Another 100-year-old photo depicts life at Stonebridge Road a century ago – this snap taken on Easter Saturday – 3rd April, 1920 – as Fleet fans queue up for a friendly versus Clapton Orient.
The O’s, then in Division Two alongside the likes of Tottenham Hotspur, West Ham United, Leicester City, as well as defunct clubs Rotherham County, South Shields and Leeds City.
At this point in time, Fleet fans would only have seen about 20 matches at the ground after the long dormant period of the First World War and the crowds reflected it, with multiple four-figure attendances the healthy norm.
Northfleet had budgeted for crowds of 2,500 on their resurrection 11 months before and riding high in the Kent League, they treated their followers to a successful first season back in business.

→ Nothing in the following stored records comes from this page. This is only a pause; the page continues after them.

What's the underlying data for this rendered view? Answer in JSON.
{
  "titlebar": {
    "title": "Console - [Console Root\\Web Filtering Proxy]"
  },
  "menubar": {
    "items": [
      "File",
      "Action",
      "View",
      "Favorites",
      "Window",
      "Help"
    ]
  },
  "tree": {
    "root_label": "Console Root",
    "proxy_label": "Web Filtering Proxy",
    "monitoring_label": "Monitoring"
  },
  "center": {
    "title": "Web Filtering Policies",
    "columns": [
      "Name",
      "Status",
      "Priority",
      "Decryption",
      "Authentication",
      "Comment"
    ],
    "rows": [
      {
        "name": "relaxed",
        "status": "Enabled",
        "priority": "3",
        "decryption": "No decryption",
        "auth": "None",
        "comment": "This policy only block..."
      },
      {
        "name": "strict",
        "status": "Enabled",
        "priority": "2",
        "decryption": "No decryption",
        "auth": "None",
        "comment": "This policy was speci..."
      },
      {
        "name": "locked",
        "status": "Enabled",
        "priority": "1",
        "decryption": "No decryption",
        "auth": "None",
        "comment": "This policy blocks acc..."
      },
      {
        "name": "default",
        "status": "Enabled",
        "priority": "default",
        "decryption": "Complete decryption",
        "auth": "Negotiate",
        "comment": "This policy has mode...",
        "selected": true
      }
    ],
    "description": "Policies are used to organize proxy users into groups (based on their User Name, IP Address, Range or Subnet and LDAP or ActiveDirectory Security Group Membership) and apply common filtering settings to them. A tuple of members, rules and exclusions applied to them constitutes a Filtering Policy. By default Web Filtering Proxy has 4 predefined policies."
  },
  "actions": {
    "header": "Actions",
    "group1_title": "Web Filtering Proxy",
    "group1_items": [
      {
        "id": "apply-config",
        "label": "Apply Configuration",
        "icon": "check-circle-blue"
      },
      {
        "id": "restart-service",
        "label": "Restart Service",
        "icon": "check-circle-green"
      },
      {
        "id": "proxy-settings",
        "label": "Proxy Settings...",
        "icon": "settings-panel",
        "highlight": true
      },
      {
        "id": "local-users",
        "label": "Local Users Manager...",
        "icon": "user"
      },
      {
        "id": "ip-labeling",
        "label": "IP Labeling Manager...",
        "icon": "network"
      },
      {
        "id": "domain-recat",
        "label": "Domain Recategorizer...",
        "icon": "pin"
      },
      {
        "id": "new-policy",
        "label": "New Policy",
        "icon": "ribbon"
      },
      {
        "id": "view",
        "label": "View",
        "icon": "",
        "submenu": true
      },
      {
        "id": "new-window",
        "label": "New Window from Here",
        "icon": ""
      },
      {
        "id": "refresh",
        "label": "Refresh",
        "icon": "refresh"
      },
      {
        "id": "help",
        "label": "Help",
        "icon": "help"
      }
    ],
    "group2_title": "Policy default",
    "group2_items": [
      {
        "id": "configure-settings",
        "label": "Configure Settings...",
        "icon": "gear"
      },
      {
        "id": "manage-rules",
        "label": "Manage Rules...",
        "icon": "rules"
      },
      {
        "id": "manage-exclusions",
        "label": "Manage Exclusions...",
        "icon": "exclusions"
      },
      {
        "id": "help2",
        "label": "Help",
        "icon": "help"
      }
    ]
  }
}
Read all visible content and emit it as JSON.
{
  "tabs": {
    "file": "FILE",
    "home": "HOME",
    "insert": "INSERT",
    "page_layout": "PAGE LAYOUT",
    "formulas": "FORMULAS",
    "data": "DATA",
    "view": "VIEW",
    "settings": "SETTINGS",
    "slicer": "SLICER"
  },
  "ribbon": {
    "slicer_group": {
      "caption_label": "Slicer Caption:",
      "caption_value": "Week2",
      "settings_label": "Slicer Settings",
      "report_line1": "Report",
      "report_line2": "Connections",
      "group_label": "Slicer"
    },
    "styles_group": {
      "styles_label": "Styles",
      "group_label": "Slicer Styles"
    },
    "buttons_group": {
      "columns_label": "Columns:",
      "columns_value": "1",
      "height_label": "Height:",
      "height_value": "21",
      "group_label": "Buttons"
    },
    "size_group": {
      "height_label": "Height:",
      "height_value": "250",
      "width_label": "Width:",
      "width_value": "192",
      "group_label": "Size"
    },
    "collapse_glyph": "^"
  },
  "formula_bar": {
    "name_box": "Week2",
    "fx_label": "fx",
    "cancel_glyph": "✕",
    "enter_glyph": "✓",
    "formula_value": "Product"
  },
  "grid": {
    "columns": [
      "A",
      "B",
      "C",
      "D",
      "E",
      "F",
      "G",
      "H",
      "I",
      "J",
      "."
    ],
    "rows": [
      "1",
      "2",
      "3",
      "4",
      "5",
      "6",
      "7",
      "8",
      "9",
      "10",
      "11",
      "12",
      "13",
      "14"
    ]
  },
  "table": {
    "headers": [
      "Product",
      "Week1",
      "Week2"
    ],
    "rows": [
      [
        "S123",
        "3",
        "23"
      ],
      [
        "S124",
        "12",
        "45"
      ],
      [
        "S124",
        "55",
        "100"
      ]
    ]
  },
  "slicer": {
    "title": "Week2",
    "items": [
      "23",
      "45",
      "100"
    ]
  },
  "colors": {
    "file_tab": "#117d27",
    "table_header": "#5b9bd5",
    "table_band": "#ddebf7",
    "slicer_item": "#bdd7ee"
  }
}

This fundraising friendly against Orient attracted another big crowd as the recoloured photograph depicts, with an orderly queue up Stonebridge Hill and other supporters crossing the road to join.
The fashions might be a little different but the scene hasn’t changed greatly in the century since. The Plough building remains (albeit now a food outlet) and parts of the wall around Huggens College (now Wallis Park) still exist, as do the houses to the hill up the right.
The details, too, are interesting – with a couple of kids moving at pace towards the ground, a motorcycle on its kick-stand left parked in the middle, a number of supporters arriving in wheelchairs or other carriages and a small table and bench selling perhaps programmes or raising funds for the supporters’ association.
The Second Division side proved their worth in this game, winning 6-0 as Fleet warmed up for the big Easter Monday Kent Senior Cup Final with Maidstone United two days later. Fleet lost that, too, by 2-1 – but triumphed in the Kent League.
What’s more, a profit was recorded by the club at the end of its first post-war season, of £41 11s and 10d.